A peça do dramaturgo inglês Alan Ayckbourn reúne personagens que lutam para manter a sua máscara pública em situações sociais, embora no âmbito privado eles desnudam as suas verdadeiras faces. Essa afiada mescla de farsa e comédia, já montada no Brasil nos anos 1970 e agora em nova versão assinada por Otávio Martins, expõe a relação disfuncional entre três casais de classe média ao longo de três sucessivos natais. Sob a camada de humor da trama escorre uma visão sombria da mesquinharia e miséria humanas. Não foi por acaso que o autor situou os três atos nas cozinhas das famílias envolvidas, lugar ideal para queixas que, na sala de estar, seriam avaliadas como falta de verniz – a decoração e a ambientação dos conjuntos, por sinal, espelham as personalidades e o status social dos personagens. Em cada ocasião um casal está se preparando para entreter os amigos e colegas de trabalho para a festa nataliana. Como é característico em sua obra, Ayckbourn ilumina também a incompatibilidade conjugal e deixa entrever os maus-tratos dos homens para com as mulheres, a quem enxergam como meros objetos.    

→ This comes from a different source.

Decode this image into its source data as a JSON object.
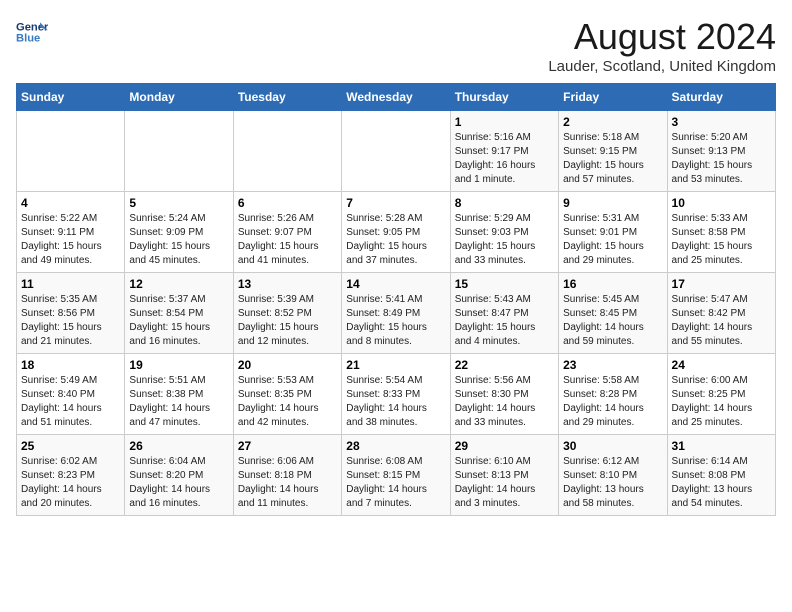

Em cena estão estas três duplas que sobem e descem na pirâmide social com o passar dos anos – há um quarto casal, os Potter, que nunca aparece mas é sempre citado e, ficamos sabendo, aborrece com suas piadas sem graça. O primeiro ato transcorre na cozinha do ambicioso comerciante Sidney e sua agitada esposa Jane, obcecada pelo trabalho doméstico. Ansiosos em impressionar seus convidados, socialmente superiores, recebem o arquiteto mulherengo Geoffrey e sua mulher cronicamente deprimida Eva, os próximos anfitriões, e o rígido banqueiro Ronald e a parceira alcoólatra Marion, que serão visitados pelos demais na sequência final. Todos irmanados na filosofia de que um encontro de natal bem sucedido pode render dividendos, significar a diferença entre o sucesso e o fracasso.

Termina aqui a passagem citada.